Beefy Boxes and Bandwidth Generously Provided by pair Networks
Clear questions and runnable code
get the best and fastest answer

Re: Musings about a database ecology

by iburrell (Chaplain)
on Dec 20, 2004 at 21:30 UTC ( [id://416329] : note . print w/replies, xml ) Need Help??

in reply to Musings about a database ecology

First, as other people have said, if your database is slowing with 9000 documents, something is broken with your schema, your database server, or your code. Look at your database access code for complicated or too many queries. Look at your schema for adding indexes.

Second, you shouldn't need to worry about locking when accessing the database. And if you do need locking, then use the database locks. The whole point of using a transactional database is to hide much of the locking and still get transactions and atomic updates. Which database server are you using?
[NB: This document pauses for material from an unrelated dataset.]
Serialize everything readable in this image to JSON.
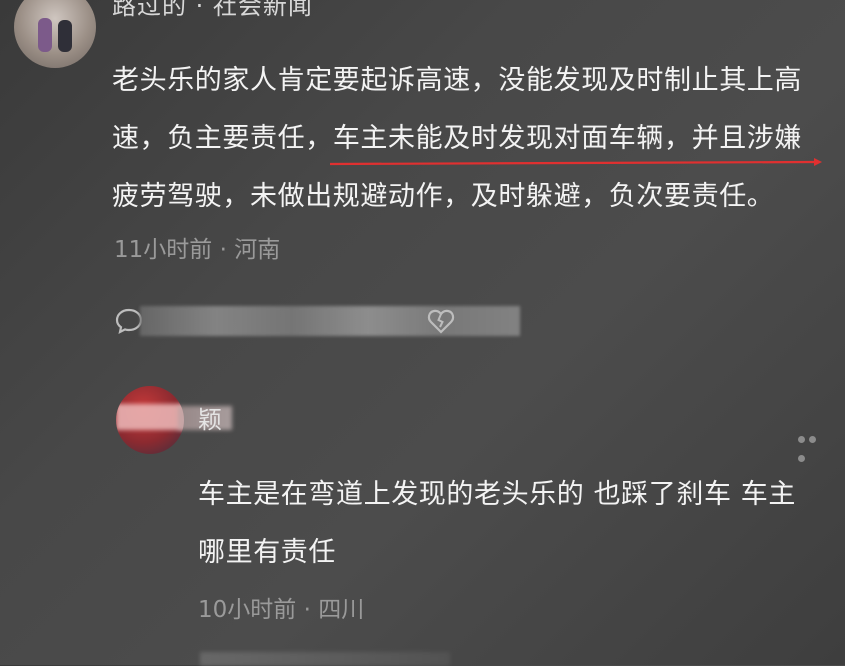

Replies are listed 'Best First'.
Re^2: Musings about a database ecology
by talexb (Chancellor) on Dec 20, 2004 at 21:57 UTC

    I'm using PostgreSQL, and it was only after I took all the locks out six months ago that we started getting reasonable throughput .. now it seems to have bogged down again in a similar way.

    I've installed Devel::Profile but it's having some strange complication with Log::Log4Perl that I don't quite understand, and dumping out of the processing loop instead of hanging around and sending off its "Hey!" messages at regular intervals.
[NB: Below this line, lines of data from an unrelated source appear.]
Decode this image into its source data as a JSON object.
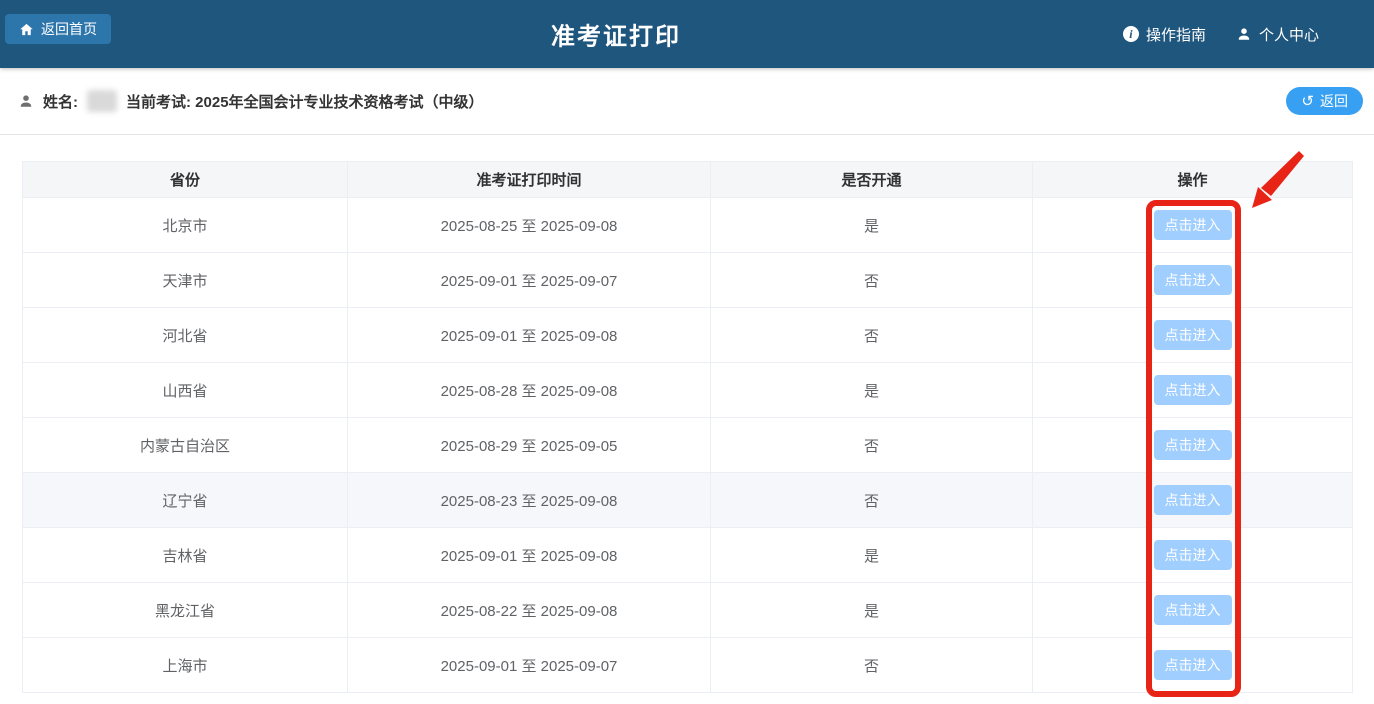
{
  "header": {
    "back_home_label": "返回首页",
    "title": "准考证打印",
    "guide_label": "操作指南",
    "profile_label": "个人中心"
  },
  "subheader": {
    "name_label": "姓名:",
    "exam_label": "当前考试: 2025年全国会计专业技术资格考试（中级）",
    "back_label": "返回"
  },
  "table": {
    "columns": [
      "省份",
      "准考证打印时间",
      "是否开通",
      "操作"
    ],
    "action_label": "点击进入",
    "rows": [
      {
        "province": "北京市",
        "period": "2025-08-25 至 2025-09-08",
        "open": "是",
        "highlighted": false
      },
      {
        "province": "天津市",
        "period": "2025-09-01 至 2025-09-07",
        "open": "否",
        "highlighted": false
      },
      {
        "province": "河北省",
        "period": "2025-09-01 至 2025-09-08",
        "open": "否",
        "highlighted": false
      },
      {
        "province": "山西省",
        "period": "2025-08-28 至 2025-09-08",
        "open": "是",
        "highlighted": false
      },
      {
        "province": "内蒙古自治区",
        "period": "2025-08-29 至 2025-09-05",
        "open": "否",
        "highlighted": false
      },
      {
        "province": "辽宁省",
        "period": "2025-08-23 至 2025-09-08",
        "open": "否",
        "highlighted": true
      },
      {
        "province": "吉林省",
        "period": "2025-09-01 至 2025-09-08",
        "open": "是",
        "highlighted": false
      },
      {
        "province": "黑龙江省",
        "period": "2025-08-22 至 2025-09-08",
        "open": "是",
        "highlighted": false
      },
      {
        "province": "上海市",
        "period": "2025-09-01 至 2025-09-07",
        "open": "否",
        "highlighted": false
      }
    ]
  },
  "colors": {
    "topbar_bg": "#1f567d",
    "back_home_btn": "#2d76ab",
    "return_btn": "#38a0f2",
    "enter_btn": "#a0cfff",
    "annotation_red": "#e82417",
    "table_border": "#ebeef5",
    "row_highlight": "#f5f7fa"
  }
}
    Alex / talexb / Toronto

    "Groklaw is the open-source mentality applied to legal research" ~ Linus Torvalds

      You *are* using the vaccuum command and the analyze commands, right? Just wondering, because I felt I knew PostgreSQL after using it for years, and then realized I wasn't using these things correctly. In either case, it sounds like you are not 100% sure yet about where the bottleneck is, so you should probably check out the SQL queries that you are using, etc. did "Explain" give you any info? Are your most-often used queries using the correct indices? Would you benefit if you create a PL/PgSQL function?
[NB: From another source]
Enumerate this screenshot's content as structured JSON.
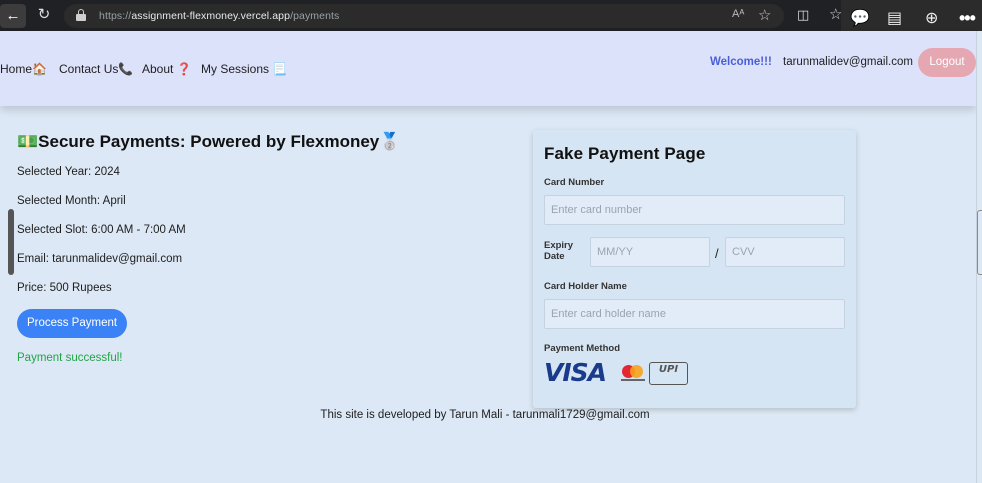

      As others have hinted at, I'd suggest some time in a PostgreSQL forum and optimize the database.

      Note, this may include changes to your code so it presents the queries in a manner PostgreSQL likes. I don't know anything about PostgreSQL so I can't tell you if bind_param and the other things like that (I assume you are using DBI?) have any affect. In Oracle land, you want to make sure you don't cause the database to have to re-parse the query with every hit so you use place holders in the query text and use bind_param (I think that is the method call) to set the proper variables. Each database has different parts of the query that can be set in this way.

      Other issues would also be database specific such as indexing, type of indexes, computing statistics for cost based optimization vs rule based optimzation that would require you to rearrange your where clause, etc. Also look to PostgreSQL specific features that may help. Oracle has a built in queue that may be more what you want for dealing with events. Others mentioned triggers that may or may not be able to call out to the operating system. You may also be able to (with the proper tools) profile your SQL directly in PostgreSQL to make sure your queries are not particularly heinous.

      Some perlish things to consider (but I'd do all the above first) would be to make sure you are not wasting time disconnecting and reconnecting to the database if these things are hitting the database every second or so (Oracle takes up to three seconds to connect and disconnect). If you have a lot of these, some sort of connection pooling may be in order, but again, that depends on how these are being initiated and what PostgreSQL likes and doesn't.

      Generally speaking, home grown locking mechanisms will just hurt you in ways you won't enjoy...

      I had a closer look at the queries that I've been doing, and it turns out that the query is searching through a 180,000 row table every twenty seconds or so. it's taking 12 seconds to do that .. so now I have a much better idea of where to optimize, and a temporary table holdnig 'jobs to be done' is looking a lot better.

      Thanks for your feedback.

      Alex / talexb / Toronto

      "Groklaw is the open-source mentality applied to legal research" ~ Linus Torvalds

        Moral: when you have a performance problem and a database is involved, start by looking very hard at the database and what it is doing to provide you with the results. An RDBMSs query optimizer is a complex piece of software, and it can make wrong decisions that generate horrendously slow query plans...


        Depending on the search, you'll be fine just putting an index on whatever column it is searching on. Then it just does a lookup on the index and the search is lightning fast.